Production Configuration Checklist
| Category | Setting | Recommendation |
|---|---|---|
| Server | server.shutdown | graceful |
| Server | spring.lifecycle.timeout-per-shutdown-phase | 30s |
| Probes | Liveness probe | /actuator/health/liveness |
| Probes | Readiness probe | /actuator/health/readiness |
| Probes | Startup probe | For slow-starting apps |
| Resources | CPU request | Baseline CPU (e.g., 250m) |
| Resources | Memory limit | JVM heap + 25% overhead |
| Logging | Structured JSON | For log aggregation |
| Metrics | Prometheus endpoint | /actuator/prometheus |
| Security | Actuator access | Restrict to internal network |
| Config | Secrets | Kubernetes Secrets, not env vars in manifests |
| Scaling | HPA | CPU and memory-based |
| Updates | Rolling update | maxUnavailable: 1, maxSurge: 1 |
Deployment is where engineering meets operations.
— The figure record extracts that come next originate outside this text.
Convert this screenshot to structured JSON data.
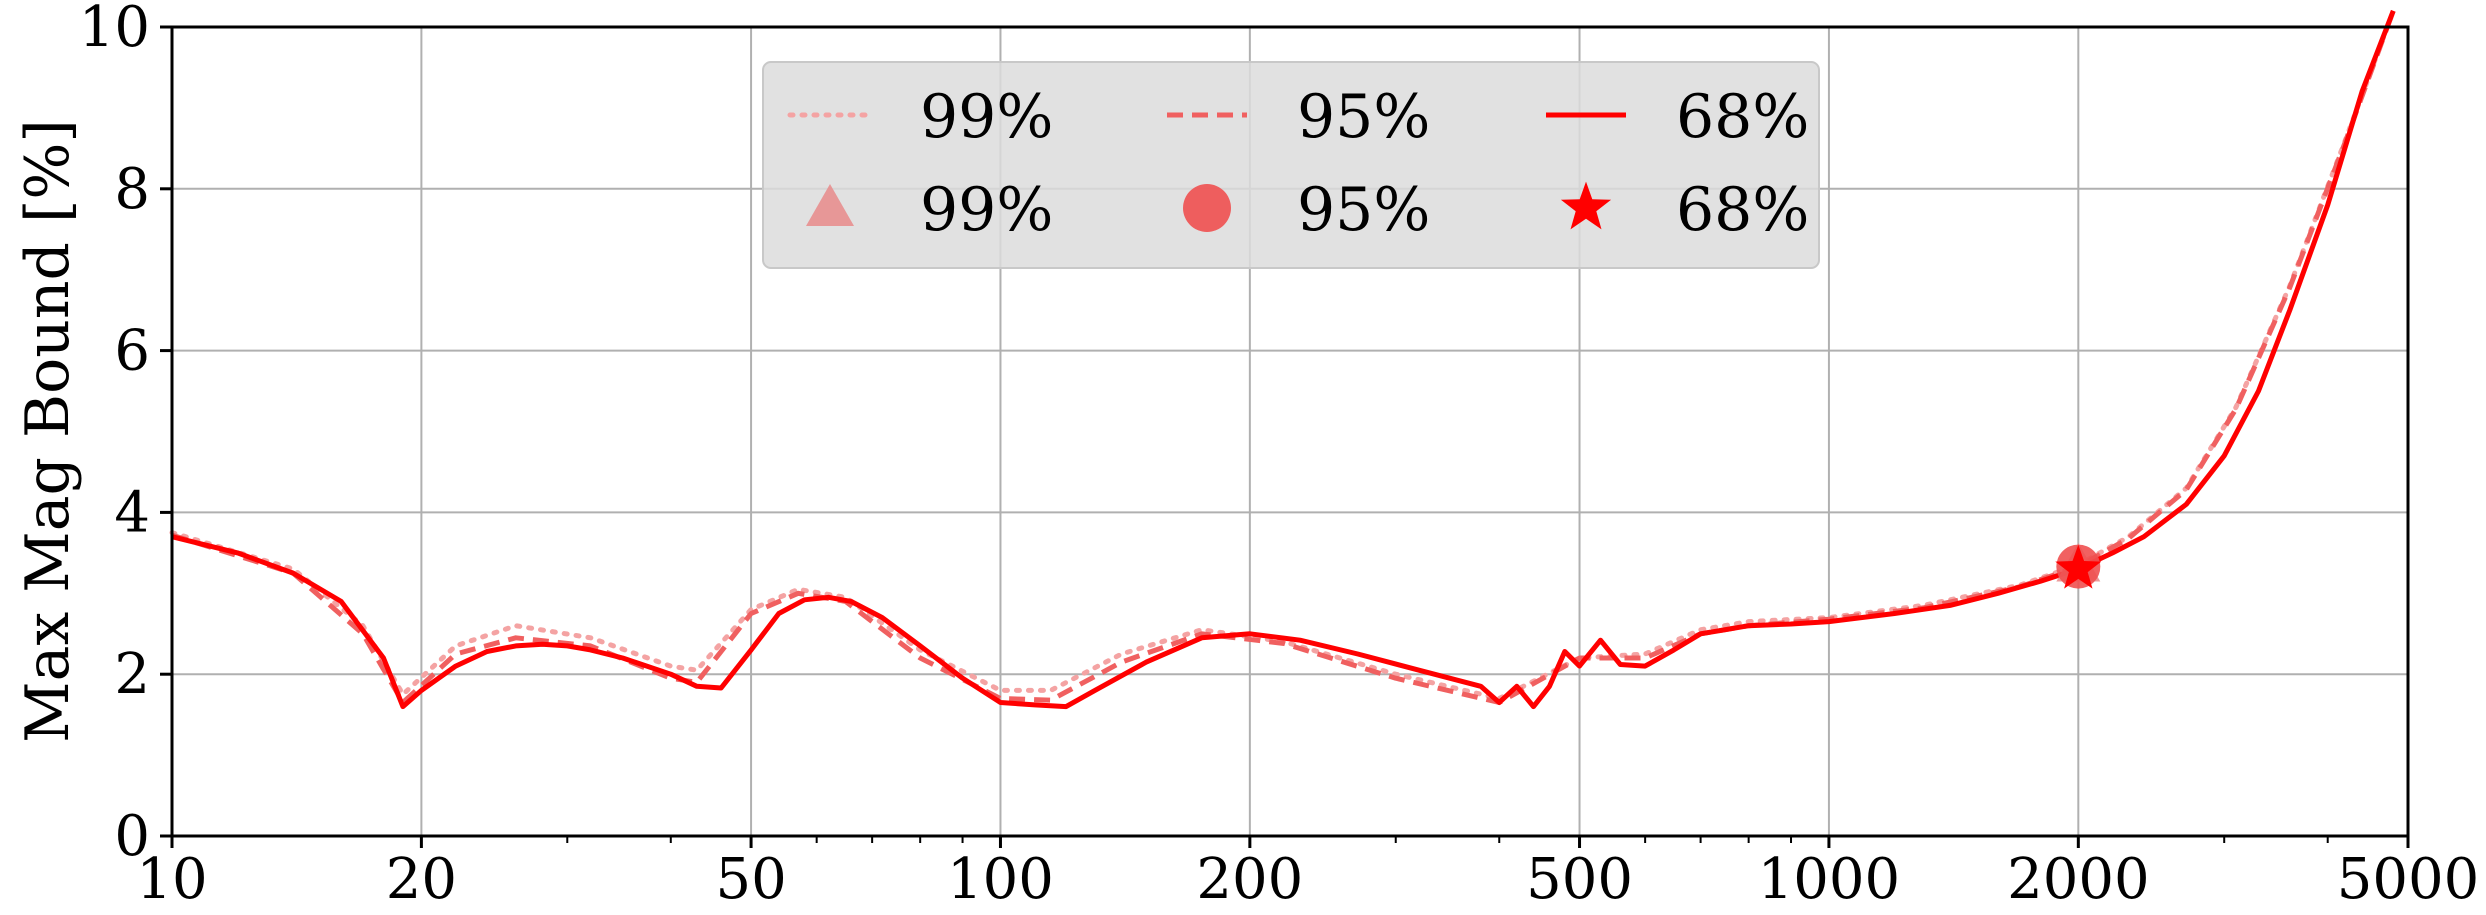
{
  "chart_data": {
    "type": "line",
    "title": "",
    "xlabel": "",
    "ylabel": "Max Mag Bound [%]",
    "x_scale": "log",
    "xlim": [
      10,
      5000
    ],
    "ylim": [
      0,
      10
    ],
    "x_ticks": [
      10,
      20,
      50,
      100,
      200,
      500,
      1000,
      2000,
      5000
    ],
    "x_tick_labels": [
      "10",
      "20",
      "50",
      "100",
      "200",
      "500",
      "1000",
      "2000",
      "5000"
    ],
    "y_ticks": [
      0,
      2,
      4,
      6,
      8,
      10
    ],
    "y_tick_labels": [
      "0",
      "2",
      "4",
      "6",
      "8",
      "10"
    ],
    "grid": true,
    "legend_position": "top-center",
    "series": [
      {
        "name": "99%",
        "style": "dotted",
        "color": "#f4a3a3",
        "x": [
          10,
          14,
          17,
          19,
          22,
          26,
          32,
          40,
          43,
          50,
          57,
          65,
          80,
          100,
          115,
          140,
          175,
          220,
          300,
          400,
          500,
          600,
          700,
          800,
          1000,
          1300,
          1700,
          2000,
          2300,
          2700,
          3100,
          3600,
          4200,
          4800
        ],
        "y": [
          3.75,
          3.3,
          2.6,
          1.75,
          2.35,
          2.6,
          2.45,
          2.1,
          2.05,
          2.8,
          3.05,
          2.95,
          2.3,
          1.8,
          1.8,
          2.25,
          2.55,
          2.4,
          2.0,
          1.7,
          2.2,
          2.25,
          2.55,
          2.65,
          2.7,
          2.85,
          3.1,
          3.35,
          3.7,
          4.3,
          5.3,
          6.8,
          8.6,
          10.2
        ]
      },
      {
        "name": "95%",
        "style": "dashed",
        "color": "#f06060",
        "x": [
          10,
          14,
          17,
          19,
          22,
          26,
          32,
          40,
          43,
          50,
          57,
          65,
          80,
          100,
          115,
          140,
          175,
          220,
          300,
          400,
          500,
          600,
          700,
          800,
          1000,
          1300,
          1700,
          2000,
          2300,
          2700,
          3100,
          3600,
          4200,
          4800
        ],
        "y": [
          3.72,
          3.25,
          2.5,
          1.65,
          2.25,
          2.45,
          2.35,
          1.95,
          1.9,
          2.75,
          3.0,
          2.9,
          2.2,
          1.7,
          1.68,
          2.15,
          2.5,
          2.38,
          1.95,
          1.65,
          2.2,
          2.2,
          2.5,
          2.6,
          2.68,
          2.82,
          3.08,
          3.33,
          3.68,
          4.28,
          5.28,
          6.78,
          8.58,
          10.2
        ]
      },
      {
        "name": "68%",
        "style": "solid",
        "color": "#ff0000",
        "x": [
          10,
          12,
          14,
          16,
          18,
          19,
          20,
          22,
          24,
          26,
          28,
          30,
          32,
          35,
          40,
          43,
          46,
          50,
          54,
          58,
          62,
          66,
          72,
          80,
          90,
          100,
          110,
          120,
          130,
          150,
          175,
          200,
          230,
          270,
          320,
          380,
          400,
          420,
          440,
          460,
          480,
          500,
          530,
          560,
          600,
          650,
          700,
          750,
          800,
          900,
          1000,
          1200,
          1400,
          1600,
          1800,
          2000,
          2200,
          2400,
          2700,
          3000,
          3300,
          3600,
          4000,
          4400,
          4800
        ],
        "y": [
          3.7,
          3.5,
          3.25,
          2.9,
          2.2,
          1.6,
          1.8,
          2.1,
          2.28,
          2.35,
          2.37,
          2.35,
          2.3,
          2.2,
          2.0,
          1.85,
          1.83,
          2.3,
          2.75,
          2.92,
          2.95,
          2.9,
          2.7,
          2.35,
          1.95,
          1.65,
          1.62,
          1.6,
          1.8,
          2.15,
          2.45,
          2.5,
          2.42,
          2.25,
          2.05,
          1.85,
          1.65,
          1.85,
          1.6,
          1.85,
          2.28,
          2.1,
          2.42,
          2.12,
          2.1,
          2.3,
          2.5,
          2.55,
          2.6,
          2.62,
          2.65,
          2.75,
          2.85,
          3.0,
          3.15,
          3.3,
          3.5,
          3.7,
          4.1,
          4.7,
          5.5,
          6.5,
          7.8,
          9.2,
          10.2
        ]
      }
    ],
    "markers": [
      {
        "name": "99%",
        "shape": "triangle",
        "color": "#e88a8a",
        "x": 2000,
        "y": 3.35
      },
      {
        "name": "95%",
        "shape": "circle",
        "color": "#f05050",
        "x": 2000,
        "y": 3.33
      },
      {
        "name": "68%",
        "shape": "star",
        "color": "#ff0000",
        "x": 2000,
        "y": 3.3
      }
    ]
  }
}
A well-configured deployment with health probes, graceful shutdown, and rolling updates means zero-downtime releases. A poorly configured one means 3 AM pages, dropped connections, and angry users. Get the probes right, tune the resource limits, configure graceful shutdown, and your deployments become boring — which is exactly what production deployments should be.